To do better, we note that \[ \left| \dfrac{Y_1(x) + \cdots + Y_N(x)}{N} \right| \ge \dfrac{1}{r} \Leftrightarrow \left| \dfrac{Y_1(x) + \cdots + Y_N(x)}{N} \right|^4 \ge \dfrac{1}{r^4} \] and we may therefore also take \[ \begin{aligned} & \mu_p \left(\, \left\{ x \in \{0,1\}^\N : \left| \dfrac{Y_1(x) + \cdots + Y_N(x)}{N} \right| \ge \dfrac{1}{r} \right\} \right) \\ \le {} & r^4 \int \left| \dfrac{Y_1 + \cdots + Y_N}{N} \right|^4 \intd \mu_p \\ = {} & \dfrac{r^4}{N^4} \int |Y_1 + \cdots + Y_N|^4 \intd \mu_p \end{aligned} \] from Markov's inequality. It remains for us to calculate the integral \[ \int |Y_1 + \cdots + Y_N|^4 = \sum_{a,b,c,d = 1}^N \int Y_a Y_b Y_c Y_d \intd \mu_p \] which we do by checking various possibilities.

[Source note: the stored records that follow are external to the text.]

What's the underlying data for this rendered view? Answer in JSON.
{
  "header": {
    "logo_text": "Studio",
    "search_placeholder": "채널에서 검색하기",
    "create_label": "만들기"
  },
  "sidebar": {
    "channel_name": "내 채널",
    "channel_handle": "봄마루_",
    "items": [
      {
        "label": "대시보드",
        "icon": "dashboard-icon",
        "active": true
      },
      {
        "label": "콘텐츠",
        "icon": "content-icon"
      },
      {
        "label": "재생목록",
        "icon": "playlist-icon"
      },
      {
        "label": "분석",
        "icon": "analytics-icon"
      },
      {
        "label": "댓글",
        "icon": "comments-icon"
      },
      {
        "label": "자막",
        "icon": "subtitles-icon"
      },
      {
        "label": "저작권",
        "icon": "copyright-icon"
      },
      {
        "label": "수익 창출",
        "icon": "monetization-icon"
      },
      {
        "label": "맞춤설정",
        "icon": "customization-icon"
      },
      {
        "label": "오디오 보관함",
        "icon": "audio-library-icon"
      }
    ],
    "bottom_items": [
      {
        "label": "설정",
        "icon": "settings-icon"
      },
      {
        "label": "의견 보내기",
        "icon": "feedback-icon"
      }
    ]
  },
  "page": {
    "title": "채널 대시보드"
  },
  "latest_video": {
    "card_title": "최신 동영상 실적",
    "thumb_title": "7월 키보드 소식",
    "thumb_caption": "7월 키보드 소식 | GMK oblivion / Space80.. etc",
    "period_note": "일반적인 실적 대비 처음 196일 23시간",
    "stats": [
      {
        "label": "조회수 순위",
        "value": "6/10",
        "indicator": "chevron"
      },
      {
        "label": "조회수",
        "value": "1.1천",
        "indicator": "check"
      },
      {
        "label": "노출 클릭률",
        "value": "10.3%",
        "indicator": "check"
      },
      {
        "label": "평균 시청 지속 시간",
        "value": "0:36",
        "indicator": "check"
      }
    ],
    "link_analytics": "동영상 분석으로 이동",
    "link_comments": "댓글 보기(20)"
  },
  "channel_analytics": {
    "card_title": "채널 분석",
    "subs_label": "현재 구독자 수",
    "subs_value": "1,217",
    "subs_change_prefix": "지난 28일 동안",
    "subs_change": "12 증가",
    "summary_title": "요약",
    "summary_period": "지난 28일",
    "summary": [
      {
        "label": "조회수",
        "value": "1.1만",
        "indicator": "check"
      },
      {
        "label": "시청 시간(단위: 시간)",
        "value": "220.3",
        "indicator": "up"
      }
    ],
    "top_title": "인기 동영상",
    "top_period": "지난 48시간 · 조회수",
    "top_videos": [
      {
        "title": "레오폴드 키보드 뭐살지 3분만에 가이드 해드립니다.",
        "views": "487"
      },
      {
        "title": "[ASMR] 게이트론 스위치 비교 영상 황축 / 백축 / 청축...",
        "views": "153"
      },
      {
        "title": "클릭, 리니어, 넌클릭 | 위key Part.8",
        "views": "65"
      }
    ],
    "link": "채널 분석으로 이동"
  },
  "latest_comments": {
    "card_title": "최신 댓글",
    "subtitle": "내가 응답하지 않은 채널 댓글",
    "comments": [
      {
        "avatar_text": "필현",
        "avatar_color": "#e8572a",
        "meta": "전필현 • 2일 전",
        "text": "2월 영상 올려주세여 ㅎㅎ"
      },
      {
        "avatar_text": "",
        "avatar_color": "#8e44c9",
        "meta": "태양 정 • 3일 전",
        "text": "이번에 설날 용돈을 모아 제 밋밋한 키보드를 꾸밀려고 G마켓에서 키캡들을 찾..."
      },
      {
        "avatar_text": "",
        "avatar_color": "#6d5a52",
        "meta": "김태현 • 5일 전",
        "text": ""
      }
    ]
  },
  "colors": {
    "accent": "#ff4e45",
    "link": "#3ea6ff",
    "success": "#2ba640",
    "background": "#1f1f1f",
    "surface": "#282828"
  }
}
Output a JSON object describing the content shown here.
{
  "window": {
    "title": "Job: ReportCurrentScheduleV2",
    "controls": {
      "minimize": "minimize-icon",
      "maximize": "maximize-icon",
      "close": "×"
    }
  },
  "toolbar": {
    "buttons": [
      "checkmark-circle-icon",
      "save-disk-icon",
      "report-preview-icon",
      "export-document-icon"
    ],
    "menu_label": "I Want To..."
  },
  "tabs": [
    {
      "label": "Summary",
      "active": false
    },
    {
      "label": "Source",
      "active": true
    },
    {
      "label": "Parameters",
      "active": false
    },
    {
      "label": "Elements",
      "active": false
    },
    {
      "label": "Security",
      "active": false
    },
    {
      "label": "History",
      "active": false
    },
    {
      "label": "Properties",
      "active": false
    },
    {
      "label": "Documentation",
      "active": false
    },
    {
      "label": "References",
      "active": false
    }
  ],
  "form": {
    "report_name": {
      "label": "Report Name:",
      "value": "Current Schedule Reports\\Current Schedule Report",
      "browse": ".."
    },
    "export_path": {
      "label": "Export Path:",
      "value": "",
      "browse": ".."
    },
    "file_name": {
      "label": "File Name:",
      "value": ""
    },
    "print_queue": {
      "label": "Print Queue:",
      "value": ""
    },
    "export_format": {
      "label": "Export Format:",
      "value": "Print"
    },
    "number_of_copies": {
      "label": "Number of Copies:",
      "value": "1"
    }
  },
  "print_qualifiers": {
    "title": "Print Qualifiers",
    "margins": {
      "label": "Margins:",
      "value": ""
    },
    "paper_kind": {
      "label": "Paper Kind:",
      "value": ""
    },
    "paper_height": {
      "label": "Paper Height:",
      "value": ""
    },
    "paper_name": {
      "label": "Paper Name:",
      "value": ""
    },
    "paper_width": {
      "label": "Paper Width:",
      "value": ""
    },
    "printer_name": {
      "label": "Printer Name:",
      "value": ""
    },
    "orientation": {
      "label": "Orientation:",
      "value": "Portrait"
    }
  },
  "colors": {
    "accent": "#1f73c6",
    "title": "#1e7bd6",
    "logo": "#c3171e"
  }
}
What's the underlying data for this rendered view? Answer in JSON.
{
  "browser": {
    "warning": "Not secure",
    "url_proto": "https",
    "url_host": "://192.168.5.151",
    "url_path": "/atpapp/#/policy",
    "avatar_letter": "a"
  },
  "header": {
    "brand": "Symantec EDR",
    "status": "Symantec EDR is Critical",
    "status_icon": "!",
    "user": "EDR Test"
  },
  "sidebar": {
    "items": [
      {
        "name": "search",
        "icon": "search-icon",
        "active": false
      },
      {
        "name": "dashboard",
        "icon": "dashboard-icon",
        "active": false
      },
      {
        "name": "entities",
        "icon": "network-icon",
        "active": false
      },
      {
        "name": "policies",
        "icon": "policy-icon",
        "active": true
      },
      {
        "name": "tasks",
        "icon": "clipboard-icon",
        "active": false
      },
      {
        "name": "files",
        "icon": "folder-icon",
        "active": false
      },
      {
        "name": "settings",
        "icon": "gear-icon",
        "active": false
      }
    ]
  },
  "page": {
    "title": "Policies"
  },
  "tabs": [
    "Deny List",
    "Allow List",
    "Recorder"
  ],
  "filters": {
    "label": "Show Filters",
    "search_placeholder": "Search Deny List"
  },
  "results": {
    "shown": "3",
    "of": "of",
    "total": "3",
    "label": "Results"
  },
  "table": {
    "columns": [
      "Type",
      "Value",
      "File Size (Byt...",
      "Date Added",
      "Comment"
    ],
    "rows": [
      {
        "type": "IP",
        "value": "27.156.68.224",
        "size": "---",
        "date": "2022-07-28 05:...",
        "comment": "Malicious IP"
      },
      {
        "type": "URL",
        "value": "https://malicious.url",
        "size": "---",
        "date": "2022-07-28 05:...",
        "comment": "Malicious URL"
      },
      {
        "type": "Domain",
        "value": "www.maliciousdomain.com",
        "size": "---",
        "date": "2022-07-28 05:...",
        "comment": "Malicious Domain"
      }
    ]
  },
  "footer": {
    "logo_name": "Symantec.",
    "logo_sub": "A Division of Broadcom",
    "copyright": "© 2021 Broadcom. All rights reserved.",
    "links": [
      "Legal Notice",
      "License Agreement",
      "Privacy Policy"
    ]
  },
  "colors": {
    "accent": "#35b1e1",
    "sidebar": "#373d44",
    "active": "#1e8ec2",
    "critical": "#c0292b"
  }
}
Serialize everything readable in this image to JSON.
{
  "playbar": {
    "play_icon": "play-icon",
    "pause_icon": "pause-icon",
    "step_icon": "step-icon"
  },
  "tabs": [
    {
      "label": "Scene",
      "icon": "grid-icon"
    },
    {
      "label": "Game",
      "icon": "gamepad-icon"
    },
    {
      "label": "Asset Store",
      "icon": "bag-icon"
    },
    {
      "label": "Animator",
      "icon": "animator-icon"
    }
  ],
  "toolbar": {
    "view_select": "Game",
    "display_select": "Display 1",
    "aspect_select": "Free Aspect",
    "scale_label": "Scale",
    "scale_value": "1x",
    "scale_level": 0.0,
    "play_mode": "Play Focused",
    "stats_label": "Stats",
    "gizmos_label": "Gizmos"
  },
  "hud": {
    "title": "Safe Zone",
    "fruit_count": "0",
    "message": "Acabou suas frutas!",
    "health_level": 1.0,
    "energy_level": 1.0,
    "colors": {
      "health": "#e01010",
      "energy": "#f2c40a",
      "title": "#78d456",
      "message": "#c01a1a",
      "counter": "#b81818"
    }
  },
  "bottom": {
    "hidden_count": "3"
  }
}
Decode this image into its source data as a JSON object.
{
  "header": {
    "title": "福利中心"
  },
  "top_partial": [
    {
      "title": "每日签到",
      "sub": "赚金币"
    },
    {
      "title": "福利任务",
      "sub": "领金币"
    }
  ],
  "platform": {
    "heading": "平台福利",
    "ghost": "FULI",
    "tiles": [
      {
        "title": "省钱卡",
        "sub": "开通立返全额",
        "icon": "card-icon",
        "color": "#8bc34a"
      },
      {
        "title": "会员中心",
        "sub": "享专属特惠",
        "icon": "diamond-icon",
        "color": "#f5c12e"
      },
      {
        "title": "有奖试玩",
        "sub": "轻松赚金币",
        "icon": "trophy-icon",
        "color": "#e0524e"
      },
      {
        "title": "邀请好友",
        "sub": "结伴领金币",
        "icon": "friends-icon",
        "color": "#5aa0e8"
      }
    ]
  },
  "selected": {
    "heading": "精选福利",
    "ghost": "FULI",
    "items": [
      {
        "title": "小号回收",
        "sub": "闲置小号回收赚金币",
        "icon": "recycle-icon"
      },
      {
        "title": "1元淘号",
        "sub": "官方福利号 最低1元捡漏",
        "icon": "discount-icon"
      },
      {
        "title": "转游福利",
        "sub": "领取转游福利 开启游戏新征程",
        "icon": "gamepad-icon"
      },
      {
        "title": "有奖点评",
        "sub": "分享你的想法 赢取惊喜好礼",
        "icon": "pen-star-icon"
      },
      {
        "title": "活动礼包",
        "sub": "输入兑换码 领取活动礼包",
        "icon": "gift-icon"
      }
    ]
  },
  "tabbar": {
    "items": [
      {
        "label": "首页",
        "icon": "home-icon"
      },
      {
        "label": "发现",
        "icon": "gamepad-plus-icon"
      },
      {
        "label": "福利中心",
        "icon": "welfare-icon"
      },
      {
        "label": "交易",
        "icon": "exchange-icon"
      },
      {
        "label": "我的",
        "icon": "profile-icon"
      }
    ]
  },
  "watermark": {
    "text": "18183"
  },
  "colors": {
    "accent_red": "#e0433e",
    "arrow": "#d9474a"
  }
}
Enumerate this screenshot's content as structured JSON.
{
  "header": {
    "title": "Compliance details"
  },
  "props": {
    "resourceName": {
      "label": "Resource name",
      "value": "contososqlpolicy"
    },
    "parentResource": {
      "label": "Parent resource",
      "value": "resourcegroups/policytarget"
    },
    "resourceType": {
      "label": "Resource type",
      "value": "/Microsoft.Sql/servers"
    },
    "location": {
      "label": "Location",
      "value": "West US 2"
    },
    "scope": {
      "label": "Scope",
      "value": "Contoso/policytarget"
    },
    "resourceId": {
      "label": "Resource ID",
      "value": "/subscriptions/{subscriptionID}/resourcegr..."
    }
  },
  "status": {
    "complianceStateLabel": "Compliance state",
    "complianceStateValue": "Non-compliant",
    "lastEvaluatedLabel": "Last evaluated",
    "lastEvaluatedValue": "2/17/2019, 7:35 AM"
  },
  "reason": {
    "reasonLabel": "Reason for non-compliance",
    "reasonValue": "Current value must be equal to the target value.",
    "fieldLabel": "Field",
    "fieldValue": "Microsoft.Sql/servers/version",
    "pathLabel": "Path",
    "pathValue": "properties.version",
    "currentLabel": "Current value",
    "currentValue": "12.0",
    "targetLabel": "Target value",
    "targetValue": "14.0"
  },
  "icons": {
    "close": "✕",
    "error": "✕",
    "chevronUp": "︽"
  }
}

First we note that \[ \int Y_a Y_b Y_c Y_d \intd \mu_p = 0 \] will be zero whenever some member of the tuple $(a,b,c,d)$ appears only once. This is because $\mu_p$ is such that \[ \int Y_a^\alpha Y_b^\beta Y_c^\gamma Y_d^\delta \intd \mu_p =\int Y_a^\alpha \intd \mu_p \int Y_b^\beta \mu_p \int Y_c^\gamma \mu_p \int Y_d^\delta \intd \mu_p \] whenver $\alpha,\beta,\gamma,\delta$ belong to $\N$ and $a,b,c,d$ are pairwise distinct.
Thus \[ \sum_{a,b,c,d = 1}^N \int Y_a Y_b Y_c Y_d \intd \mu_p = \sum_{a,b=1}^N \int Y_a^2 Y_b^2 \intd \mu_p \] and from $|Y_a| \le 1$ we get \[ \left| \sum_{a,b,c,d = 1}^N \int Y_a Y_b Y_c Y_d \intd \mu_p \right| \le N^2 \] for all $N \in \N$. To summarize, Markov's inequality gives \[ \begin{aligned} & \mu_p \left(\, \left\{ x \in \{0,1\}^\N : \left| \dfrac{Y_1(x) + \cdots + Y_N(x)}{N} \right| \ge \dfrac{1}{r} \right\} \right) \\ \le {} & r^4 \int \left| \dfrac{Y_1 + \cdots + Y_N}{N} \right|^4 \intd \mu_p \\ \le {} & \dfrac{r^4}{N^4} \int \sum_{a,b,c,d = 1}^N Y_a Y_b Y_c Y_d \intd \mu_p \\ \le {} & \dfrac{r^4}{N^2} \end{aligned} \] which is summable in $N$. We conclude from the Borel-Cantelli lemma that \[ \bigcap_{M \in \N} \bigcup_{N \ge M} \left\{ x \in \{0,1\}^\N : \left| \dfrac{Y_1(x) + \cdots + Y_N(x)}{N} \right| \ge \dfrac{1}{r} \right\} \] has zero measure. Since $r \in \N$ was arbitrary, we are done.